• CONTROL THEORY AND APPLICATION •

### Knowledge transfer in multi-agent reinforcement learning with incremental number of agents

Wenzhang LIU1(), Lu DONG2(), Jian LIU1(), Changyin SUN1,*()

1. 1 School of Automation, Southeast University, Nanjing 210096, China
2 School of Cyber Science and Engineering, Southeast University, Nanjing 211189, China
• Received:2021-08-13 Accepted:2022-03-07 Online:2022-05-06 Published:2022-05-06
• Contact: Changyin SUN E-mail:wzliu@seu.edu.cn;ldong90@seu.edu.cn;bkliujian@163.com;cysun@seu.edu.cn
• About author:|LIU Wenzhang was born in 1993. He is a Ph.D. student in the School of Automation, Southeast University, Nanjing, China. He received his B.S. degree in engineering from Jilin University, Changchun, China, in 2016. He is currently working toward his Ph.D. degree in control science and engineering at Southeast University. His research interests include machine learning, deep reinforcement learning, optimal control, and multi-agent cooperative control.

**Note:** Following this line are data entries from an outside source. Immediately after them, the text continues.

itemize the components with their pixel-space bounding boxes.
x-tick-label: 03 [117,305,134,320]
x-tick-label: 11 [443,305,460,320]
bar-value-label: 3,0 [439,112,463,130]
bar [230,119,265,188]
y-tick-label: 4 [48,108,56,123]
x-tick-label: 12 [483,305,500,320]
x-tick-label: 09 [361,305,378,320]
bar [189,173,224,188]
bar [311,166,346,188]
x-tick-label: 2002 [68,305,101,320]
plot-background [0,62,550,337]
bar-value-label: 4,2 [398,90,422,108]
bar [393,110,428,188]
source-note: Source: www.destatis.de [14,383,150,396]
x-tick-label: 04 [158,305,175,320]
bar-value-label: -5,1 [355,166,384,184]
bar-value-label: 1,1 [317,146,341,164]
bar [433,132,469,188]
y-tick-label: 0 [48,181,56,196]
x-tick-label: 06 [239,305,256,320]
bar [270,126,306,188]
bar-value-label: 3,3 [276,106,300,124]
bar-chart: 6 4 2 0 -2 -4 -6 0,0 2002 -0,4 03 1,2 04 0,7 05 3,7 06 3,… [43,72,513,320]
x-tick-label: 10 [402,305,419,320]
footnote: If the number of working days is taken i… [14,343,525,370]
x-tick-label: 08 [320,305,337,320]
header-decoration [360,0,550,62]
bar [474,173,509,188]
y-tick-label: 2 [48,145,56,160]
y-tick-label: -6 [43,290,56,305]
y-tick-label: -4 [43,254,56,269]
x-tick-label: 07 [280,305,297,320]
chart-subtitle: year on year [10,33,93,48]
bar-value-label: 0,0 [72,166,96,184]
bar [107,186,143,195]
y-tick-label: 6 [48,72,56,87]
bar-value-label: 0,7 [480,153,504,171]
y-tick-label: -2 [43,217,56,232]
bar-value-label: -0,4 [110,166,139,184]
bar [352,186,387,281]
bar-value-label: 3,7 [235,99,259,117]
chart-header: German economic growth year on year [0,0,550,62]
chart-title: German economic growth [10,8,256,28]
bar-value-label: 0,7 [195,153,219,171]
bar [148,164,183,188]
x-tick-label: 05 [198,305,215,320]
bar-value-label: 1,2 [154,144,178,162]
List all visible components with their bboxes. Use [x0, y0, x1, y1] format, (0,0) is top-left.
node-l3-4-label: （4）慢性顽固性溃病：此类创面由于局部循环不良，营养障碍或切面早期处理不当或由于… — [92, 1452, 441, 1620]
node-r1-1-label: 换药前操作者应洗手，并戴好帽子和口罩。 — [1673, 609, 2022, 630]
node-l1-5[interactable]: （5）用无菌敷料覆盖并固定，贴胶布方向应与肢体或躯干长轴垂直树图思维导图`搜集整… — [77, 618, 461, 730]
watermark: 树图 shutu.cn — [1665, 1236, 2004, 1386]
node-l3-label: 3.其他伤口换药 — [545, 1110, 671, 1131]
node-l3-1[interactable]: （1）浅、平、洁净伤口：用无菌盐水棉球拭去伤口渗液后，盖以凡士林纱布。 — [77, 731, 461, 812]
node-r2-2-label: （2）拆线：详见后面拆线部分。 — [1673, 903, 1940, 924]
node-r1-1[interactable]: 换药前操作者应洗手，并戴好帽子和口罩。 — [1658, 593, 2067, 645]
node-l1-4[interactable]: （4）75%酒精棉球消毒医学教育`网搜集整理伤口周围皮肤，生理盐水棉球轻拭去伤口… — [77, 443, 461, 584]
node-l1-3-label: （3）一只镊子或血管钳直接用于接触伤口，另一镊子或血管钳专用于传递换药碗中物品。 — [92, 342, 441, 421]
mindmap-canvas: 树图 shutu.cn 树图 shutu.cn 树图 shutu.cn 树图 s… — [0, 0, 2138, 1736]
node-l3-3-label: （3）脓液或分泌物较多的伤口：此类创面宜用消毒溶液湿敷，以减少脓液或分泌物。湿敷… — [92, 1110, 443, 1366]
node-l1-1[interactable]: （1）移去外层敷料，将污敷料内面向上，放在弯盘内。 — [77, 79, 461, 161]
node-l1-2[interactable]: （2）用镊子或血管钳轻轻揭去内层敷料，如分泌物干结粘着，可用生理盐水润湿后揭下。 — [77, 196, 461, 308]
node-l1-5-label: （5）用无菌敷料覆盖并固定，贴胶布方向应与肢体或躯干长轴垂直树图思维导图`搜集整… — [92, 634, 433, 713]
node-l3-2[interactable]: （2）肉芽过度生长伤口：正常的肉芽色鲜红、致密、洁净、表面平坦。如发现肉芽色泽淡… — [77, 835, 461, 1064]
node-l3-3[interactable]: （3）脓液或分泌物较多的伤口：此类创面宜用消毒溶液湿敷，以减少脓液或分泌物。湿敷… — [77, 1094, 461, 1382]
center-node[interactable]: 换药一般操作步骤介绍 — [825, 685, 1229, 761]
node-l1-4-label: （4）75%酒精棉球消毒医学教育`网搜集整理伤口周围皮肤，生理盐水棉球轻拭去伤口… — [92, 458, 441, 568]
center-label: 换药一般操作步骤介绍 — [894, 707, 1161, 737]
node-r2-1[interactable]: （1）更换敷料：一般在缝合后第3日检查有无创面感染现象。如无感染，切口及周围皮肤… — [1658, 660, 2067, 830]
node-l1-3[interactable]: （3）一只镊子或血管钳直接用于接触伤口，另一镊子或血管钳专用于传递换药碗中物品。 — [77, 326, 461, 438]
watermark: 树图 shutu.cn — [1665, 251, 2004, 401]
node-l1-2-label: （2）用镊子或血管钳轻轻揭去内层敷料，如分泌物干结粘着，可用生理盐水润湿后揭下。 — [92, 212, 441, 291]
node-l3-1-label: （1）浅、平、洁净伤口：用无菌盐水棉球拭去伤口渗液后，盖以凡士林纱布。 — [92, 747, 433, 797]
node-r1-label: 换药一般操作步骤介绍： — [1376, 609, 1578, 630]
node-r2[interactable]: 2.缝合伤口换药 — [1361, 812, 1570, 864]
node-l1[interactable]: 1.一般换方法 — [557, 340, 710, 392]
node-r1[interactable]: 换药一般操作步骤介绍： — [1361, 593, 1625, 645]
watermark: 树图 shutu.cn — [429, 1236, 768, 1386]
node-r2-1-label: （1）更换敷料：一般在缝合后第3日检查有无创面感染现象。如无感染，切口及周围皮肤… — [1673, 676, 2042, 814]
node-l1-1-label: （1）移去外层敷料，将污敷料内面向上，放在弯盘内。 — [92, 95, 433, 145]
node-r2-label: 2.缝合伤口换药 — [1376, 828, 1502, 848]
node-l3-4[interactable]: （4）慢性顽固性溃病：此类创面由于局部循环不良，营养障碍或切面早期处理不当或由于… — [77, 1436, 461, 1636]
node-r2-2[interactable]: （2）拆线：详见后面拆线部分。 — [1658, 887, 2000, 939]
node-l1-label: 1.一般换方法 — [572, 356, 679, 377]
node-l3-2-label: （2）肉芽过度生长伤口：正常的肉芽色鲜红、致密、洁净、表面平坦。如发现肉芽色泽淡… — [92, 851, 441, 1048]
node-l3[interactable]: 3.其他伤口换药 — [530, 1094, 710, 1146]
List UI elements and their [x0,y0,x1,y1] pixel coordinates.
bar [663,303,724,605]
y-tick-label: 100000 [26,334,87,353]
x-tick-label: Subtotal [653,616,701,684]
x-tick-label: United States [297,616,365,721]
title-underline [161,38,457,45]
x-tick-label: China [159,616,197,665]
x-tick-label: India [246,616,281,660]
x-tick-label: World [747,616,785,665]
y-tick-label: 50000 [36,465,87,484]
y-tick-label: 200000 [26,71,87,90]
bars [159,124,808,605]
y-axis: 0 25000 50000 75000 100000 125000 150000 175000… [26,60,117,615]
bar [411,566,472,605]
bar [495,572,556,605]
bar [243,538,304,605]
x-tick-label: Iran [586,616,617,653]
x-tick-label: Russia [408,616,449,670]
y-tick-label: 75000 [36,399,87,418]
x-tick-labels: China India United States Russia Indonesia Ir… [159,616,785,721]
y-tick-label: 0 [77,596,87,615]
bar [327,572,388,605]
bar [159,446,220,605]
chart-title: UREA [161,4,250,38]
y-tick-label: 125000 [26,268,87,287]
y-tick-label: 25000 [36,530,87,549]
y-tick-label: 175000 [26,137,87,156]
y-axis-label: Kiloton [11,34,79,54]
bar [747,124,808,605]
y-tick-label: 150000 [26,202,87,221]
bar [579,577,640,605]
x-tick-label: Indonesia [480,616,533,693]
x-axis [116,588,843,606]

E-mail: wzliu@seu.edu.cn||DONG Lu was born in 1990. She received her B.S. degree in physics and Ph.D. degree in electrical engineering from Southeast University, Nanjing, China, in 2012 and 2017, respectively. She is currently an associate professor with the School of Cyber Science and Engineering, Southeast University. Her current research interests include adaptive dynamic programming, event-triggered control, nonlinear system control and optimization. E-mail: ldong90@seu.edu.cn||LIU Jian was born in 1992. He received his B.S. and Ph.D. degrees from the School of Automation and Electrical Engineering, University of Science and Technology Beijing, Beijing, China, in 2015 and 2020, respectively. From September 2017 to September 2018, he was a joint training student with the Department of Mathematics, Dartmouth College, Hanover, NH, USA. From 2020 to 2021, he was a postdoctoral fellow with the School of Automation, Southeast University, Nanjing, China, where he is currently an associate professor. His current research interests include multi-agent systems, nonlinear control, event-triggered control, and fixed-time control. E-mail: bkliujian@163.com||SUN Changyin was born in 1975. He received his B.S. degree in applied mathematics from the College of Mathematics, Sichuan University, Chengdu, China, in 1996, and M.S. and Ph.D. degrees in electrical engineering from Southeast University, Nanjing, China, in 2001 and 2004, respectively. He is currently a professor with the School of Automation, Southeast University, Nanjing, China. His current research interests include intelligent control, flight control, and optimal theory. He is an associate editor of the IEEE Transactions on Neural Networks and Learning Systems, Neural Processing Letters, and the IEEE/CAA Journal of Automatica Sinica. E-mail: cysun@seu.edu.cn
• Supported by:
This work was supported by the National Key R&D Program of China (2018AAA0101400), the National Natural Science Foundation of China (62173251; 61921004; U1713209), the Natural Science Foundation of Jiangsu Province of China (BK20202006), and the Guangdong Provincial Key Laboratory of Intelligent Decision and Cooperative Control.

Abstract:

In this paper, the reinforcement learning method for cooperative multi-agent systems (MAS) with incremental number of agents is studied. The existing multi-agent reinforcement learning approaches deal with the MAS with a specific number of agents, and can learn well-performed policies. However, if there is an increasing number of agents, the previously learned in may not perform well in the current scenario. The new agents need to learn from scratch to find optimal policies with others, which may slow down the learning speed of the whole team. To solve that problem, in this paper, we propose a new algorithm to take full advantage of the historical knowledge which was learned before, and transfer it from the previous agents to the new agents. Since the previous agents have been trained well in the source environment, they are treated as teacher agents in the target environment. Correspondingly, the new agents are called student agents. To enable the student agents to learn from the teacher agents, we first modify the input nodes of the networks for teacher agents to adapt to the current environment. Then, the teacher agents take the observations of the student agents as input, and output the advised actions and values as supervising information. Finally, the student agents combine the reward from the environment and the supervising information from the teacher agents, and learn the optimal policies with modified loss functions. By taking full advantage of the knowledge of teacher agents, the search space for the student agents will be reduced significantly, which can accelerate the learning speed of the holistic system. The proposed algorithm is verified in some multi-agent simulation environments, and its efficiency has been demonstrated by the experiment results.